You do not need a perfect plan. You do not need full confidence.
And if we’re being honest, you probably won’t ever get either.
Sometimes the life you are meant to live begins in the middle of fear, exhaustion, and a decision that looks a little insane from the outside.

For us, this was not the first time stepping into the unknown.
Back in 2020, our family spent two years serving with YWAM in Hawaii, Mexico, and Panama. It was one of the hardest and most beautiful seasons of our lives, a time that shaped our family deeply and strengthened our walk with Jesus. We grew together, learned to trust God in unfamiliar places, and saw firsthand that the world is far less scary than we had once believed.

Then life brought us back home to Canada.
We told ourselves it was temporary.
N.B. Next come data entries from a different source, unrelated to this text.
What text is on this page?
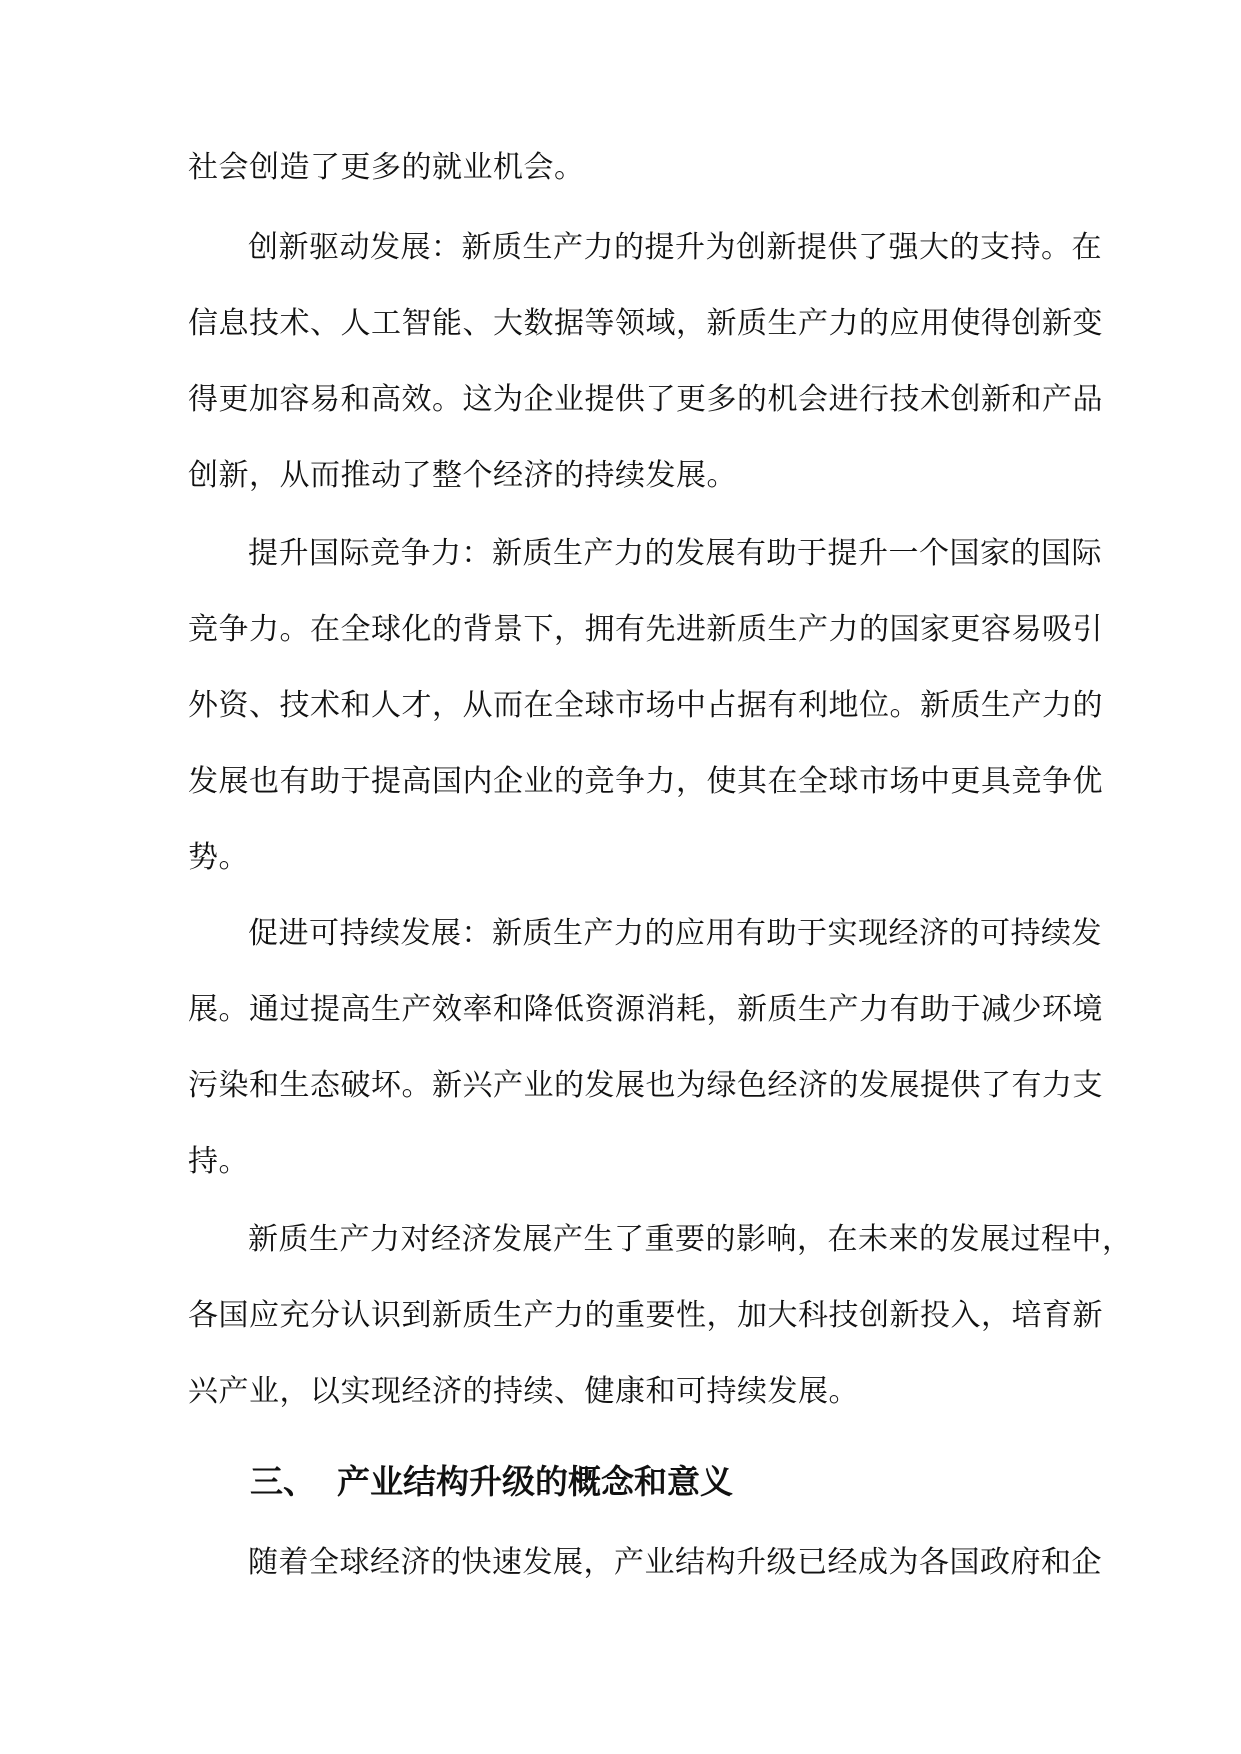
社会创造了更多的就业机会。
创新驱动发展：新质生产力的提升为创新提供了强大的支持。在
信息技术、人工智能、大数据等领域，新质生产力的应用使得创新变
得更加容易和高效。这为企业提供了更多的机会进行技术创新和产品
创新，从而推动了整个经济的持续发展。
提升国际竞争力：新质生产力的发展有助于提升一个国家的国际
竞争力。在全球化的背景下，拥有先进新质生产力的国家更容易吸引
外资、技术和人才，从而在全球市场中占据有利地位。新质生产力的
发展也有助于提高国内企业的竞争力，使其在全球市场中更具竞争优
势。
促进可持续发展：新质生产力的应用有助于实现经济的可持续发
展。通过提高生产效率和降低资源消耗，新质生产力有助于减少环境
污染和生态破坏。新兴产业的发展也为绿色经济的发展提供了有力支
持。
新质生产力对经济发展产生了重要的影响，在未来的发展过程中，
各国应充分认识到新质生产力的重要性，加大科技创新投入，培育新
兴产业，以实现经济的持续、健康和可持续发展。
三、 产业结构升级的概念和意义
随着全球经济的快速发展，产业结构升级已经成为各国政府和企
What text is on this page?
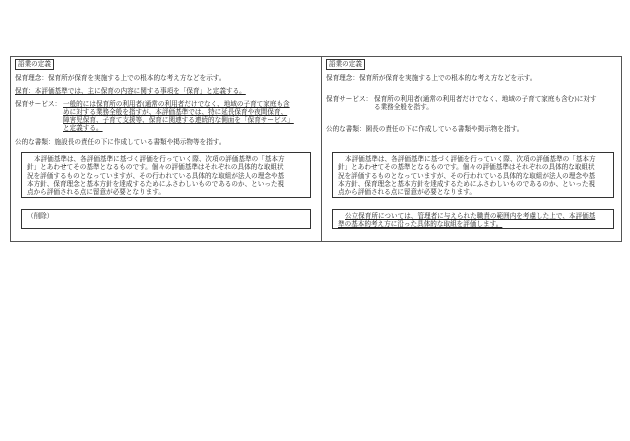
語業の定義
保育理念：保育所が保育を実施する上での根本的な考え方などを示す。
保育：本評価基準では、主に保育の内容に関する事項を「保育」と定義する。
保育サービス： 一般的には保育所の利用者(通常の利用者だけでなく、地域の子育て家庭も含
めに対する業務全般を指すが、本評価基準では、特に延長保育や夜間保育、
障害児保育、子育て支援等、保育に関連する連続的な側面を「保育サービス」
と定義する。
公的な書類：施設長の責任の下に作成している書類や掲示物等を指す。
本評価基準は、各評価基準に基づく評価を行っていく際、次項の評価基準の「基本方
針」とあわせてその基準となるものです。個々の評価基準はそれぞれの具体的な取組状
況を評価するものとなっていますが、その行われている具体的な取組が法人の理念や基
本方針、保育理念と基本方針を達成するためにふさわしいものであるのか、といった視
点から評価される点に留意が必要となります。
（削除）
語業の定義
保育理念：保育所が保育を実施する上での根本的な考え方などを示す。
保育サービス： 保育所の利用者(通常の利用者だけでなく、地域の子育て家庭も含む)に対す
る業務全般を指す。
公的な書類：園長の責任の下に作成している書類や掲示物を指す。
本評価基準は、各評価基準に基づく評価を行っていく際、次項の評価基準の「基本方
針」とあわせてその基準となるものです。個々の評価基準はそれぞれの具体的な取組状
況を評価するものとなっていますが、その行われている具体的な取組が法人の理念や基
本方針、保育理念と基本方針を達成するためにふさわしいものであるのか、といった視
点から評価される点に留意が必要となります。
公立保育所については、管理者に与えられた職責の範囲内を考慮した上で、本評価基
準の基本的考え方に沿った具体的な取組を評価します。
We said we needed time to sort things out, rebuild, and return to “normal life.” And for a while, we tried. We wrapped ourselves in practical reasons and respectable excuses, the kind that sound responsible enough to keep fear comfortable.
But two things never stopped pulling at my heart: the desire to travel, and the desire to use storytelling and social media in a way that serves God’s kingdom.
That pull never really left.
So we did the wild thing again. We sold everything. Again. Only this time, it cost even more.
I walked away from the candle business I had worked so hard to build. I left my job as market director running vendor markets and craft fairs. Warren stepped away from his work as a tow truck driver, technically while on paternity leave, which, yes, is exactly as chaotic and mildly unhinged as it sounds.
We were postpartum. We were exhausted. We were financially unsure.
We had some money coming in from paternity leave, but that also meant we had a deadline ticking quietly in the background.
And underneath all of it was the fear no parent wants to say out loud: What if this all fails? What if we end up stranded in a foreign country with our children and no way home? That fear was real. But so was the feeling that waiting for the perfect time meant waiting forever.
The moment that made it painfully clear came around Halloween, when we realized our oldest son was now “too old” to go trick-or-treating. It hit me all at once. Time with our children is not endless. There will always be another reason to wait. More money to save. A better season. A more stable plan. But childhood does not wait.
So we stepped out anyway.

Not fearless. Not fully certain. Not with a flawless roadmap.
Just with enough faith to take the next step.
If you know YWAM, you know the saying: sometimes 51% certainty is enough to move when you believe God is leading. That was us.
Fifty-one percent faith. Forty-nine percent fear. Still walking.
We left on November 24, 2025, on Warren’s 35th birthday.
And almost immediately, God met us there in ways we never could have planned.
A financial cushion arrived when we needed it most. Provision showed up in unexpected ways. Grace met us in motion. Because sometimes clarity doesn’t come before the step.
Sometimes it comes because of it.
A Different Life Is Possible
If you’re here, maybe you’ve been feeling it too. That pull toward something different. A life that feels slower, more present, more aligned with the family you actually want to build.
Maybe it feels exciting. Maybe it feels terrifying. Maybe both.
That doesn’t mean you’re doing it wrong. It means you’re human.
Fear is not always a stop sign. Sometimes it’s simply the edge of something new.
If you feel like God is leading you somewhere that looks impossible from the outside, trust that He is already in the next step. You do not need to see the whole path. You only need enough faith for the next yes.
A Few Practical First Steps
Because faith and wisdom can absolutely coexist, despite our best efforts as humans to separate them at times, they actually do best as a team.
1. Talk as a family
Start with honest conversations.
What does everyone want? What are they nervous about? What would make this feel exciting instead of overwhelming?
2. Decide what learning looks like
If you’re worldschooling or homeschooling, think about what education will actually look like for your family.
Keep expectations low and flexibility high.
3. Start with one destination
Don’t pressure yourself to plan the whole world.
Pick one place that feels safe, doable, and aligned with your family’s needs.
4. Choose gear that works for real life
Luggage, baby carriers, backpacks, tech, learning supplies.
Pick what makes movement easier, not prettier.
5. Book family-friendly stays
Look for places that support your real rhythm: kitchen access, sleeping space, laundry, walkability, and room for the chaos of kids.
6. Let the first version be imperfect
The first trip does not need to be your forever plan.
It only needs to be your first step.
For The Families Still Waiting
If you’re in the someday phase, this is your reminder: Someday is built out of small brave decisions.
Not certainty. Not perfection. Just movement… Start before you’re ready.
Your kids won’t remember whether the plan was flawless. They’ll remember that you were there. That you chose the life in front of you. That you trusted God enough to walk.